National Poetry Month Celebration: Marie-Andrée Gill, translated by Kristen Renee Miller

Our National Poetry Month Celebration continues. Today’s poem is an untitled selection from Spawn by Marie-Andrée Gill, translated by Kristen Renee Miller. Celebrated poet Kaveh Akbar writes that “Spawn is unforgettable poetry of the highest order.” Today also happens to be the official release date for this stunning collection. Happy Publication Date to Spawn!

Spawn is a braided collection of brief, untitled poems, a coming-of-age lyric set in the Mashteuiatsh Reserve on the shores of Lake Piekuakami (Saint-Jean) in Quebec. Undeniably political, Marie-Andrée Gill’s poems ask how one can reclaim a narrative that has been confiscated and distorted by colonizers.

Remember to follow along all month as we celebrate our poets by sharing a poem each day on the Book*hug Blog. Follow us as well on Facebook and Twitter and Instagram.

And now, onto today’s poem.
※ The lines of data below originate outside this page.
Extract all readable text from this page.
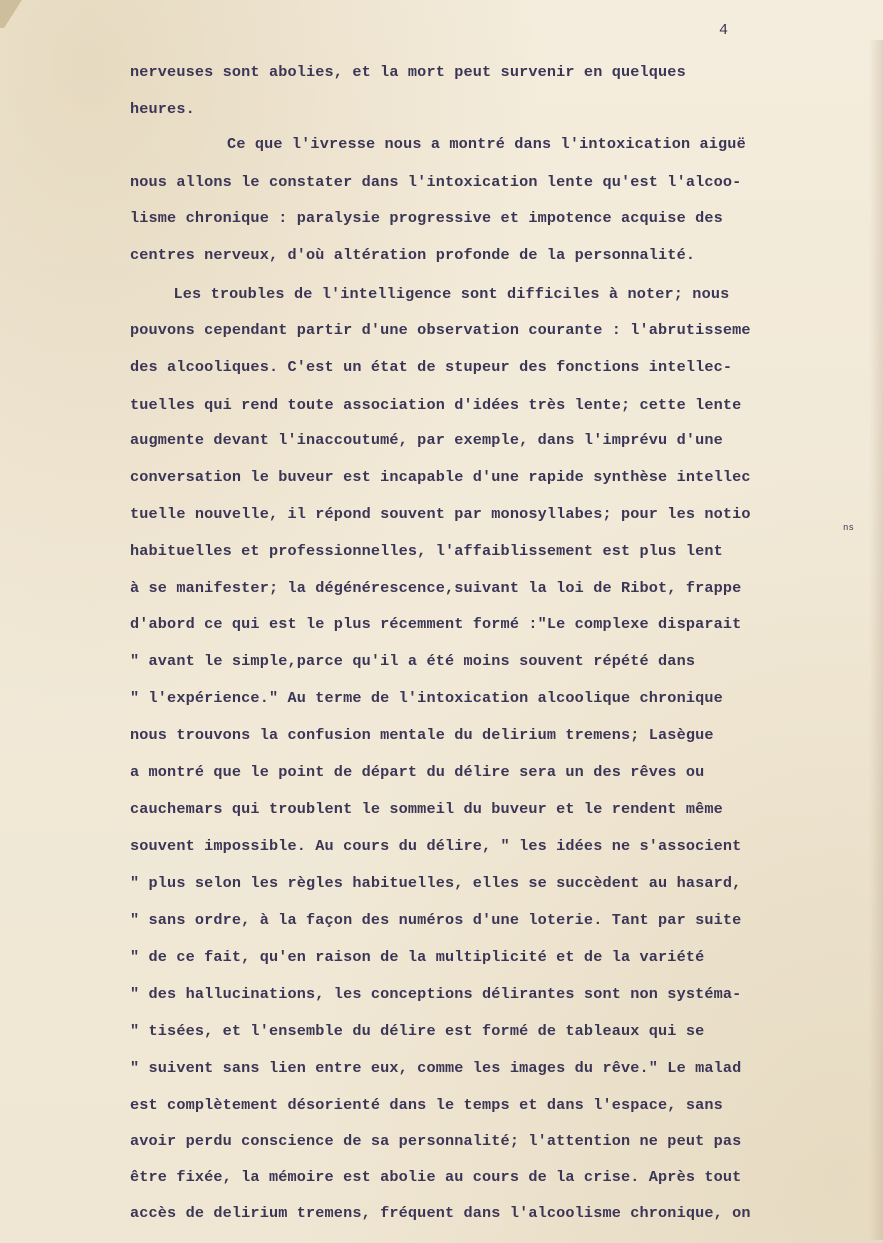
4
nerveuses sont abolies, et la mort peut survenir en quelques
heures.
Ce que l'ivresse nous a montré dans l'intoxication aiguë
nous allons le constater dans l'intoxication lente qu'est l'alcoo-
lisme chronique : paralysie progressive et impotence acquise des
centres nerveux, d'où altération profonde de la personnalité.
Les troubles de l'intelligence sont difficiles à noter; nous
pouvons cependant partir d'une observation courante : l'abrutisseme
des alcooliques. C'est un état de stupeur des fonctions intellec-
tuelles qui rend toute association d'idées très lente; cette lente
augmente devant l'inaccoutumé, par exemple, dans l'imprévu d'une
conversation le buveur est incapable d'une rapide synthèse intellec
tuelle nouvelle, il répond souvent par monosyllabes; pour les notio
habituelles et professionnelles, l'affaiblissement est plus lent
à se manifester; la dégénérescence,suivant la loi de Ribot, frappe
d'abord ce qui est le plus récemment formé :"Le complexe disparait
" avant le simple,parce qu'il a été moins souvent répété dans
" l'expérience." Au terme de l'intoxication alcoolique chronique
nous trouvons la confusion mentale du delirium tremens; Lasègue
a montré que le point de départ du délire sera un des rêves ou
cauchemars qui troublent le sommeil du buveur et le rendent même
souvent impossible. Au cours du délire, " les idées ne s'associent
" plus selon les règles habituelles, elles se succèdent au hasard,
" sans ordre, à la façon des numéros d'une loterie. Tant par suite
" de ce fait, qu'en raison de la multiplicité et de la variété
" des hallucinations, les conceptions délirantes sont non systéma-
" tisées, et l'ensemble du délire est formé de tableaux qui se
" suivent sans lien entre eux, comme les images du rêve." Le malad
est complètement désorienté dans le temps et dans l'espace, sans
avoir perdu conscience de sa personnalité; l'attention ne peut pas
être fixée, la mémoire est abolie au cours de la crise. Après tout
accès de delirium tremens, fréquent dans l'alcoolisme chronique, on
ns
Click on the video to watch Kristen Renee Miller read the untitled poem and follow along with the text below.

to lick the skin of the water
with a tongue I don’t speak

the day lifts me up on his shoulders to watch
the varnish half-stripped from our memories
the cement pelt poured over our feral skins

how to augur anything
but crooked miracles

Marie-Andrée Gill is Pekuakamishkueu and identifies primarily as a poet. Mother, friend, lover, student, her research and creative work concern transpersonal and decolonial love. Bridging kitsch and existentialism, her writing is rooted in territory and interiority, combining her Quebec and Ilnu identities. She is the author of three books from La Peuplade: Béante, Frayer, and Chauffer le dehors. In 2018 she was the winner of an Indigenous Voices Award. She lives in L’Anse-Saint-Jean, Quebec.
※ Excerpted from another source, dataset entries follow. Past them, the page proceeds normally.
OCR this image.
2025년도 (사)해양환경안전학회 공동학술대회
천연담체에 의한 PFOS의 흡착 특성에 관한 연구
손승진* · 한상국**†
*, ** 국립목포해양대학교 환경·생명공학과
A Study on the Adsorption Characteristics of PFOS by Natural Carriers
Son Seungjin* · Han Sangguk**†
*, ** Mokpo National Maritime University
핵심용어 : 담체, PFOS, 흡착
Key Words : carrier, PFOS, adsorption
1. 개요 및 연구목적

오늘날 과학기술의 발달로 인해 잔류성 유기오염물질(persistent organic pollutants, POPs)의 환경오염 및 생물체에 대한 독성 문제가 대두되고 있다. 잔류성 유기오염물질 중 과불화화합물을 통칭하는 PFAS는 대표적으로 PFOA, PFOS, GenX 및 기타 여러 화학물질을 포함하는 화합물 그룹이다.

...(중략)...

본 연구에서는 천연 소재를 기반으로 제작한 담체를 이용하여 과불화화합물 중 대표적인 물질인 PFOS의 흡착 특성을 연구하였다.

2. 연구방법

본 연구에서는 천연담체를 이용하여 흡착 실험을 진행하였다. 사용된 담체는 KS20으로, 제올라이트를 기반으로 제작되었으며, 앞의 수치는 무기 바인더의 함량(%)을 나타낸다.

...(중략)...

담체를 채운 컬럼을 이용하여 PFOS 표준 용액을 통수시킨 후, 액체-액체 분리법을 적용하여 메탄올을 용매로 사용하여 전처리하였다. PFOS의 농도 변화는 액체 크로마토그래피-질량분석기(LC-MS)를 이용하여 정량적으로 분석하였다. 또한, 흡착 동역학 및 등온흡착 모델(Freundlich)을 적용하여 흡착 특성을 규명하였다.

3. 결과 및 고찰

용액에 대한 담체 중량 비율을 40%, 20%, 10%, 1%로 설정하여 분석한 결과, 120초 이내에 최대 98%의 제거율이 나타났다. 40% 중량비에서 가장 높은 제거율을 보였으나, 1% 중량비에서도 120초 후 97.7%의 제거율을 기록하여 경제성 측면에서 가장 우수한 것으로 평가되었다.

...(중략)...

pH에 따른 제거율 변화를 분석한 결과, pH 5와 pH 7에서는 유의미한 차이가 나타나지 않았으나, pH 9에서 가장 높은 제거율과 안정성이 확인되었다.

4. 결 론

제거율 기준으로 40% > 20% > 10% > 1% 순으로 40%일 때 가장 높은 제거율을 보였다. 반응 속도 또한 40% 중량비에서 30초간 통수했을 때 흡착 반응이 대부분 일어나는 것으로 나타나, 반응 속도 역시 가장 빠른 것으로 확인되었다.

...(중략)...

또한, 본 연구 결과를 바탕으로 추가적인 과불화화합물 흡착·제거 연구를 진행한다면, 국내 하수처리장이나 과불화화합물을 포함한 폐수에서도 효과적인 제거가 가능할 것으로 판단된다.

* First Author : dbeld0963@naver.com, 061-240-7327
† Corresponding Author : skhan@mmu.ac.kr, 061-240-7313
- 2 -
Kristen Renee Miller’s poems and translations appear in POETRY, The Kenyon Review, Guernica, The Offing, and Best New Poets 2018. A recipient of fellowships from The Kentucky Arts Council, Vermont Studio Center, Blackacre Conservancy, and the Kentucky Foundation for Women, she lives in Louisville, Kentucky, where she is the Managing Editor at Sarabande Books.